Re: charset parameter

On 26.07.01 at 09:08, Nick Kew <nick@webthing.com> wrote:

>Surely that at least is clear: [HTTP] takes precedence over [META]?

Nope. HTTP 1.1 doesn't mention META, and HTML just sez it's supposed to be
read by _servers_ to initialize the HTTP header... :-(


>>Or what this means for the case when the charset in the HTTP header is
>>there by inference (as a default, not explicitly)...
>
>But *ML rules don't apply to HTTP, so whence the conclusion that
>*anything* is implicit (as opposed to absent) in the headers?

The lack of a "charset" parameter on the HTTP 1.1 "Content-Type" header
field means that you should assume it is there with a value of "ISO-889-1"
according to the HTTP 1.1 RFC. HTML doesn't specify a default (it actually
discourages it). But if HTTP overrides META, and the HTTP charset is only
there by default, does HTTP's default still override an explicitly inserted
META?

That is, if the META sez EUC-JP and HTTP implicitly defines ISO-8859-1 (by
being absent), does that really mean that we should use ISO-8859-1 (which
the user obviously does _not_ want) over EUC-JP (which s/he _does_ want)?

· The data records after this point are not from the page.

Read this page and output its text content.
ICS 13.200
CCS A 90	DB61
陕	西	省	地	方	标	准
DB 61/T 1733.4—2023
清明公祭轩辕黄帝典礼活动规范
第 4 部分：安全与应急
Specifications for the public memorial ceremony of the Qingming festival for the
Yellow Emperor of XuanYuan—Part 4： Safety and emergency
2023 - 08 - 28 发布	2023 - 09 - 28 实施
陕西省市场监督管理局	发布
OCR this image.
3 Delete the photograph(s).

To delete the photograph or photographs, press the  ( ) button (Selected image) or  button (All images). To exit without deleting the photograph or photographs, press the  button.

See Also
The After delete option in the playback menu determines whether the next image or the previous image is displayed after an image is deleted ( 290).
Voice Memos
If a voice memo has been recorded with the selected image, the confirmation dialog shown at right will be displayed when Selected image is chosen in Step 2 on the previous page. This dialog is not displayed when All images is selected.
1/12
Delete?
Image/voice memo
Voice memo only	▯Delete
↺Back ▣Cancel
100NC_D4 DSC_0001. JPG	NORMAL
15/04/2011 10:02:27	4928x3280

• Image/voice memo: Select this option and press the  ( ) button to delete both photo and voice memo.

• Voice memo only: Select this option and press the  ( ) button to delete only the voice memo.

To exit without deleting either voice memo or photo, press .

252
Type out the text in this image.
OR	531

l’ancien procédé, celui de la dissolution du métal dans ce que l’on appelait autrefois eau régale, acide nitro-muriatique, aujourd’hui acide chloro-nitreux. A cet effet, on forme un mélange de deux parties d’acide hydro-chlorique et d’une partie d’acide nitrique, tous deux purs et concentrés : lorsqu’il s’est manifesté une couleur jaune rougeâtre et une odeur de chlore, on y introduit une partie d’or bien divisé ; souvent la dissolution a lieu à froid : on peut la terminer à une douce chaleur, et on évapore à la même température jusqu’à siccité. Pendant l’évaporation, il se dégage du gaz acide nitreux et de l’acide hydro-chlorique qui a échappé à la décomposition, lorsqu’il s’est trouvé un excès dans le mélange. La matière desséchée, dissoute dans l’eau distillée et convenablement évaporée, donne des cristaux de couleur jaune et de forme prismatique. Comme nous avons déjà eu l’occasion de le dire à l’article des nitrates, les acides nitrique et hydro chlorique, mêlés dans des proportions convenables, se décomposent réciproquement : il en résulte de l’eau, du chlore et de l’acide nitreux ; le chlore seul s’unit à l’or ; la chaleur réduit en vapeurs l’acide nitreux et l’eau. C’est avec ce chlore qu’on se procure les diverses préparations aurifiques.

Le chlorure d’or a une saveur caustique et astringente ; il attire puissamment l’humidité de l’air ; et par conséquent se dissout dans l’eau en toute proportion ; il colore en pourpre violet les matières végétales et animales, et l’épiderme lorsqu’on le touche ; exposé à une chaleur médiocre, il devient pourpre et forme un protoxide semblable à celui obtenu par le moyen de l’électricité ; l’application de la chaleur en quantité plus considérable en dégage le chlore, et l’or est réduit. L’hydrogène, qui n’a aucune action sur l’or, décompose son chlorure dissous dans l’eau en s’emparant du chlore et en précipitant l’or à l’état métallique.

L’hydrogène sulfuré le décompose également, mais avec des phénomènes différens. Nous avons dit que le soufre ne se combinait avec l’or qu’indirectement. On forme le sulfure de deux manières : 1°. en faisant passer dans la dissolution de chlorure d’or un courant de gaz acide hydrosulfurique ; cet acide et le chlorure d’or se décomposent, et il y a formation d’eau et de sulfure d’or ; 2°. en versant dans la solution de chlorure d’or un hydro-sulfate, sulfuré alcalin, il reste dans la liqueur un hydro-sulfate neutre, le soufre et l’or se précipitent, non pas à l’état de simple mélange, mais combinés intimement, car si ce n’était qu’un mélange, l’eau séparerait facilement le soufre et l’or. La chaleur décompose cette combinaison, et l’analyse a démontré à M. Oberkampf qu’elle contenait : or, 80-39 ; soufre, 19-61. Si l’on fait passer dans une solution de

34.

>>"I'm sorry, but that Document Type is not in my Catalog. I cannot
>>Validate this document"
>
>We are happy with SYSTEM FPIs.  It's the No FPI case (or FPIs which
>are not accessible to the validator) you need to complain about.

A DOCTYPE Declaration referencing an External Subset by Formal Public
Identifier not in out Catalog, and without a System Identifier, should
generate the error message above. An Internal Subset, an External Subset
referenced by a FPI that is in our Catalog, or an External Subset giving a
resolvable System Identifier, should all generate normal validation
results.


>>and "I'm sorry, but that Character Encoding is not in my
>>database. I cannot Validate this document."
>
>Would it not be fair to say US-ASCII is a subset of every other encoding
>that might be considered as a sefault (certainly iso-8859-1 and utf-8)?
>so that a document that validates to it should always be fine?

This is again very much Western thinking. US-ASCII is a subset only of
common Western encodings. This means the answer to your question depends on
whether you accept the validity of these "defaulted" charset parameters.

I must admit to being both uncertain and ambivalent on this issue.


>>or "I'm sorry, but I was unable to determine the Character Encoding based
>>on available information. Please make your Character Encoding explicit in
>>the HTTP headers".
>
>Except if HTTP happens to be FTP or file upload, and there is no header...

Or a fragment pasted into the form (not finished yet)... Or...

It must be dealt with, but these are sufficiantly fringe cases that we can
add exceptions for those. I think... :-)

What does Site Valet do?

Received on Thursday, 26 July 2001 05:48:10 UTC